Let \(\mu\) be a finitely additive probability measure on \(\omega\) which vanishes on points, that is, \(\mu(\{n\})=0\) for every \(n\). It follows immediately that \(\mu\) is not \(\sigma\)-additive, however it may be almost \(\sigma\)-additive in the following weak sense. We say that \(\mu\) is a P‑measure if for every decreasing sequence \((A_n)\) of subsets of \(\omega\) there is a subset \(A\) such that \(A\setminus A_n\) is finite for every \(n\) and \(\mu(A)=\lim_n \mu(A_n)\). It follows immediately that, e.g., an ultrafilter \(\mathcal{U}\) on \(\omega\) is a P‑point if and only if the one-point measure \(\delta_\mathcal{U}\) is a P‑measure. And similarly as in the case of P‑points the existence of P‑measures is independent of ZFC.

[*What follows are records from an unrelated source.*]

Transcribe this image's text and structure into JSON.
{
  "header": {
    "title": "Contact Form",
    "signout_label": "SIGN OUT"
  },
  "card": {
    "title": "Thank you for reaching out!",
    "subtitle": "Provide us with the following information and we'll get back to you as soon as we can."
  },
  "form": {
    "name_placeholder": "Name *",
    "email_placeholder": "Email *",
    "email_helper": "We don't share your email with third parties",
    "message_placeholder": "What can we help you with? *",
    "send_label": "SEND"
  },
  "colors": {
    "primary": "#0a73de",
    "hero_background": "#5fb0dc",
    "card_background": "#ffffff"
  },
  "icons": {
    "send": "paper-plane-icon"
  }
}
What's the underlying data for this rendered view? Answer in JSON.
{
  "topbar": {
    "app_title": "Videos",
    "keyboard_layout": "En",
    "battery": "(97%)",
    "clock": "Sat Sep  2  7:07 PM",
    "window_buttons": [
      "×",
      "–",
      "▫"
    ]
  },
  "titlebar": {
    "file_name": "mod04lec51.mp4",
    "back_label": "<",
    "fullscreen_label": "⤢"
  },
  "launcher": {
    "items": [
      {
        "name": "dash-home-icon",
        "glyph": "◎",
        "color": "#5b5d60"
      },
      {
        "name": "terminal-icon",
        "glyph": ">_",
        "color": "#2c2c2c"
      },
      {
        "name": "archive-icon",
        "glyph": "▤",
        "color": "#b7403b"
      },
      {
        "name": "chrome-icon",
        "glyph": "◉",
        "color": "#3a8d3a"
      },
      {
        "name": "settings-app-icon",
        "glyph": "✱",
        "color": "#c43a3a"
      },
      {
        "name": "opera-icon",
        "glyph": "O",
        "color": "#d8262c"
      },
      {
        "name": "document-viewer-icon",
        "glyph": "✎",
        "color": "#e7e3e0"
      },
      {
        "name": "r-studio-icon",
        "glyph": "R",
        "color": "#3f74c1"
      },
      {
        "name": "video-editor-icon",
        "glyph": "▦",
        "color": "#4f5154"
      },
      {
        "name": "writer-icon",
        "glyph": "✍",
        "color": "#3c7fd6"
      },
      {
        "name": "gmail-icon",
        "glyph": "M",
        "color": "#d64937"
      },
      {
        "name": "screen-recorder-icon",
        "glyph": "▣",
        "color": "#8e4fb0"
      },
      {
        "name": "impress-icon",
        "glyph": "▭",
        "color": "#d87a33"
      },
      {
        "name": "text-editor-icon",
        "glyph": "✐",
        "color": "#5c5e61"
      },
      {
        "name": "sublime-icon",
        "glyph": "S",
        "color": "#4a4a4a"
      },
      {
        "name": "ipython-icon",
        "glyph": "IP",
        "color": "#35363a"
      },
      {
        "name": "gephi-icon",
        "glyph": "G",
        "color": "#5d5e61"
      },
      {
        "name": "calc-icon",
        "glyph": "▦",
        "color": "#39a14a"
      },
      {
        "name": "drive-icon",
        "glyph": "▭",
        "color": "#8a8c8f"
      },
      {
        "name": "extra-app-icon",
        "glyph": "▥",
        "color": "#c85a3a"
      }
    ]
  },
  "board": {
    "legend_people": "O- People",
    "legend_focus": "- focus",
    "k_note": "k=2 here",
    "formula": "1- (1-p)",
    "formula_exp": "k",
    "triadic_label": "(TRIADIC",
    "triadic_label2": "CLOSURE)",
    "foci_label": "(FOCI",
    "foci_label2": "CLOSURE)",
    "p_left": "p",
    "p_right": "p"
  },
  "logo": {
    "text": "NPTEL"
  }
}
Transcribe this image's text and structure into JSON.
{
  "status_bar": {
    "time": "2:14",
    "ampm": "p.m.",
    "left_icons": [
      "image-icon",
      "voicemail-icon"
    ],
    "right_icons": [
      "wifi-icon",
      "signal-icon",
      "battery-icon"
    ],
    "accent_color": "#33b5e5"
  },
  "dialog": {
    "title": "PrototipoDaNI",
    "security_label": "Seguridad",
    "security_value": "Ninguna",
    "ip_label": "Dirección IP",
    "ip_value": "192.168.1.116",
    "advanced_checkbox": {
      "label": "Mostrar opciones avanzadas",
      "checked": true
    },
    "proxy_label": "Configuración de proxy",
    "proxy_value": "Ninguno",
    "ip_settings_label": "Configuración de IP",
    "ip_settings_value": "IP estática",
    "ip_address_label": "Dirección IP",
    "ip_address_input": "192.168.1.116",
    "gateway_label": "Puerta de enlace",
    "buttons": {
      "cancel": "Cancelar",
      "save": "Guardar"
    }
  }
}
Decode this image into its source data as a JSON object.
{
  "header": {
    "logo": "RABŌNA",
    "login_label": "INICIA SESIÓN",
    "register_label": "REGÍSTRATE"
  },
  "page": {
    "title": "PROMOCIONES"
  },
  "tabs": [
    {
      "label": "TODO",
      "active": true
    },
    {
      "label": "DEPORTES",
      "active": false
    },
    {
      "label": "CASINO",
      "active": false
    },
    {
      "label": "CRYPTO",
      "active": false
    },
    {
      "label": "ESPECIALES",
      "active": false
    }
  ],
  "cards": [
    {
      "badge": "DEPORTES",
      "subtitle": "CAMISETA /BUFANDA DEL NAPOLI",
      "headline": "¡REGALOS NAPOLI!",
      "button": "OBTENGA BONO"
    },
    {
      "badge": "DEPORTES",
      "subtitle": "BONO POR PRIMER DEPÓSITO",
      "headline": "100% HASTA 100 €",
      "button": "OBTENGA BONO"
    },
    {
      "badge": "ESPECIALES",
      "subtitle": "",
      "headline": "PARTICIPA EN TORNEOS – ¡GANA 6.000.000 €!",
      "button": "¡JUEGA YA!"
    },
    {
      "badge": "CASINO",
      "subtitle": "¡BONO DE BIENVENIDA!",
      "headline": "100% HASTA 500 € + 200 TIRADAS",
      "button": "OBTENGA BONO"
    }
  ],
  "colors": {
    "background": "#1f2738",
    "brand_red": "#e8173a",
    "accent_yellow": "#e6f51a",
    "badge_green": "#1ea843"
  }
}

During my talk I will discuss basic properties of P‑measures and show, at least briefly, that using old ideas of Solovay and Kunen one can obtain a non-atomic P‑measure in the random model. The latter result implies that in this model there exists a nowhere dense ccc P‑set in \(\omega^*\), which may be treated as a (weak) partial answer to the question asking whether there are P‑points in the random model.

This is a joint work with Piotr Borodulin-Nadzieja.